Referring to Fig. 4, one embodiment of the application provides a kind of multi-modal interactive output method based on visual human, described virtual
People runs in smart machine, including step 401 is to step 406.
Step 401:Visual human is waken up, the visual human is shown in default display area.
In the embodiment of the present application, the visual human is built by 3D high moulds and generated, and possesses default image and technical ability,
Such as visual human can be the image appearance of real human, primate either cartoon figure etc., possessing can be according to connecing
Received voice carries out the function of nozzle type imitation and facial emotion behavior.
The default display area can include the projection of the display interface or intelligent holographic projector equipment of smart machine
Region.
In the embodiment of the present application, the visual human can in standby, dormancy isotype, it is automatic when needing to be imitated or
Visual human is waken up manually so that visual human shows that image, such as visual human are operated on smart mobile phone in smart machine
One application program, the image of the visual human is the face image of the real human of display after which opens, can
With the voice by obtaining one section of real human, cutting word after text is converted the speech into, the visual human is according to cutting word result
The imitation of nozzle type is carried out, and the corresponding affection data of the voice data can be calculated, when carrying out nozzle type imitation by described in
Affection data fusion is entered, and more vivid imitation is presented, when the application program without using when will enter on backstage it is temporary
When resting state, it is necessary to when use manually from backstage switch, you can wake up the visual human run in the application program.
In addition, the visual human can also be the hologram of intelligent holographic projector equipment projection, the hologram
Projected area is the display area of the visual human.

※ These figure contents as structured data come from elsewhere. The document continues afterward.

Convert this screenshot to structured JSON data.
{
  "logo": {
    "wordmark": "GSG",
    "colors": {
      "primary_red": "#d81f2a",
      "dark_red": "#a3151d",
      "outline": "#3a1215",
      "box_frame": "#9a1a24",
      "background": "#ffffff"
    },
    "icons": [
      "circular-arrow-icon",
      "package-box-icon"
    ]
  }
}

Step 402:Multi-modal data is obtained, voice data is included at least in the multi-modal data.
In the embodiment of the present application, the multi-modal data is acquired based on hardware, and the hardware can be smart machine
Built-in or external microphone, camera or touch-screen etc..
Step 403:The multi-modal data is parsed, to obtain the semantic data and affection data in the voice data.
In the embodiment of the present application, the multi-modal data is that brain i.e. server is parsed beyond the clouds, then will parsing
The facial parameter of obtained affection data, semantic data and visual human are matched.
Step 404:Cutting word is carried out according to the semantic data, the nozzle type model of cutting word result and the visual human are carried out
Matching, to generate mouth bionic data and export.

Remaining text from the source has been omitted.